子どもの頃や若い頃によく読んだ本を、今、読み直してみたらどんな風に感じるだろうかと思って、いくつかの本を読み直している。
とは言っても、私が小学生の時に絵本や童話以外に自分の意志で読み出したのが、まずは奇術の本、それから追い追いに今も読み続けている江戸川乱歩、そして内外の探偵小説という順なので、別にことさら世界の名作や文学的小説ばかり読んで来て、今、その理解度を確かめてみたいと思ったという訳ではない。
私が海外や日本の大人もののミステリをたくさん読んでいることを知った友だちの父親が貸してくれた松本清張の「砂の器」を読んだのも、小学校の高学年の時だったのだが、今思えばどれだけ理解できていたことやら。
プロのミステリ作家であれ、ミステリ好きの一般人の方であれ、何歳の時からこんな本をもう読んでいたという自慢をする方が多いけれど、多分、たとえ大人向けであっても、奇術や推理小説の本は、理解度とは別に、子どもにも読めてしまうのだと思う。
さて、最近に読み直したのは、アガサ・クリスティの「ゼロ時間へ」。これは中学に入ったくらいに読んだ本なのだが、今回読み直してみたら、探偵役のバトル警視の、こうした出来事は我々への試練として起こることなのです、というセリフがあって、ぼちぼちと宗教的なものに興味を持ち始めだした頃に、いやなことがあっても、それは自分に課された試練なのだと思うように言い聞かせていたのは、このセリフが起点だったのかと気がついた。
その少し前に読み返したのはチェスタトンの「ブラウン神父の醜聞」。5冊あるブラウン神父シリーズの最終巻で、巻を追うごとに段々とトリックや創意がお粗末になっていると言われている通り、昔に読んだ時はほとんど印象に残っていないのに、今読むと面白い、面白い。

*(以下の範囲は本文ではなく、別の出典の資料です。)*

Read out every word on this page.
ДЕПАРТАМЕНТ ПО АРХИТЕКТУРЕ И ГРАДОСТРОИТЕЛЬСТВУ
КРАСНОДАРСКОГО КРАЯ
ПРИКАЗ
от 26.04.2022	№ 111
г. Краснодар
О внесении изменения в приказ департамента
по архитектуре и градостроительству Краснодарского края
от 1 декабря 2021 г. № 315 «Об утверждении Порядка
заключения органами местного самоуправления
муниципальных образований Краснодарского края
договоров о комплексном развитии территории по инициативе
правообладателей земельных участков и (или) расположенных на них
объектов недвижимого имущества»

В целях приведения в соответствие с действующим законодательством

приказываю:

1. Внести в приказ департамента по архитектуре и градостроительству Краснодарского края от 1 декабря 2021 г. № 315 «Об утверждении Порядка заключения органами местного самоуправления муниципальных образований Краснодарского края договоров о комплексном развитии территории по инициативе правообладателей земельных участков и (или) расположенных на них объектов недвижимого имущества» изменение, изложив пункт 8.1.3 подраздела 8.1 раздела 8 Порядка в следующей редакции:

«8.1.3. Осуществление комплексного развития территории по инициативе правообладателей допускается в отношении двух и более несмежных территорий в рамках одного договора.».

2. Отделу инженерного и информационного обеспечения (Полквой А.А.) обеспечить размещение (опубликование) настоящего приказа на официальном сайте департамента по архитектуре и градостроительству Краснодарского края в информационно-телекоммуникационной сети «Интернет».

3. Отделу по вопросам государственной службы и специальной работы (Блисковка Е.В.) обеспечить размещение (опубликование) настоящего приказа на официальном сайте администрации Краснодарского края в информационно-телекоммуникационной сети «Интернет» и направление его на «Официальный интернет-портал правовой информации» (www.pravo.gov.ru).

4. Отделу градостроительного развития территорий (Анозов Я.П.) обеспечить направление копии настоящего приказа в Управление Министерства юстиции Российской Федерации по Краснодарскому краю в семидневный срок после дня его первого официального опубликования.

5巻翻訳完結にちなんで訳者の中村保男氏が解説を書いている中で、チェスタトンが自身の「宇宙観」について述べた言葉が紹介されているが、私が高校生くらいの時に、「世界観」ではなく、自分の「宇宙観」を構築したいと公言していた源泉は、何だ、こんなところにあったのかと、これもまた気がついた。
そして今、読み直しかけているのがドストエフスキーの「カラマーゾフの兄弟」。江戸川乱歩がいくつになっても繰り返しドストエフスキーを読む、と書いている文章を私が読んだのが、小学生の時。そして実際に私が「カラマーゾフ」を初めて読んだのは、二十歳を越えてからだった。
神と人間の問題を主題とする世界最高の文学でありつつ、ミステリとしても読める面白さだと言われ、宗教書や哲学書や推理小説をたくさん読んだ後に読んだのに、残念ながら少しも面白く感じなかった。
なぜなのか? そう思って、今、新潮文庫で読み直し始めたところなのだが、どうしたことやら、ごくごく普通に面白く、冒頭からぐんぐんと引き込まて行く。
なぜこの面白さがわからなかったのか? 年を重ねて経験や理解度が増したということもあるのだろうけれど、それよりもやっぱり機が熟していないと何事も成就しないのだ。
今から死ぬまでに読める本の数など限られている。そう思って、仏教書と並行して、読みたい本を、今、読んでいる。子どもの時に読んだ何が今の私を培ったのか。今読んでいる、何が私の未来を培うのか。楽しみながら、死ぬまでに今よりも、より良い心を育てることができるなら!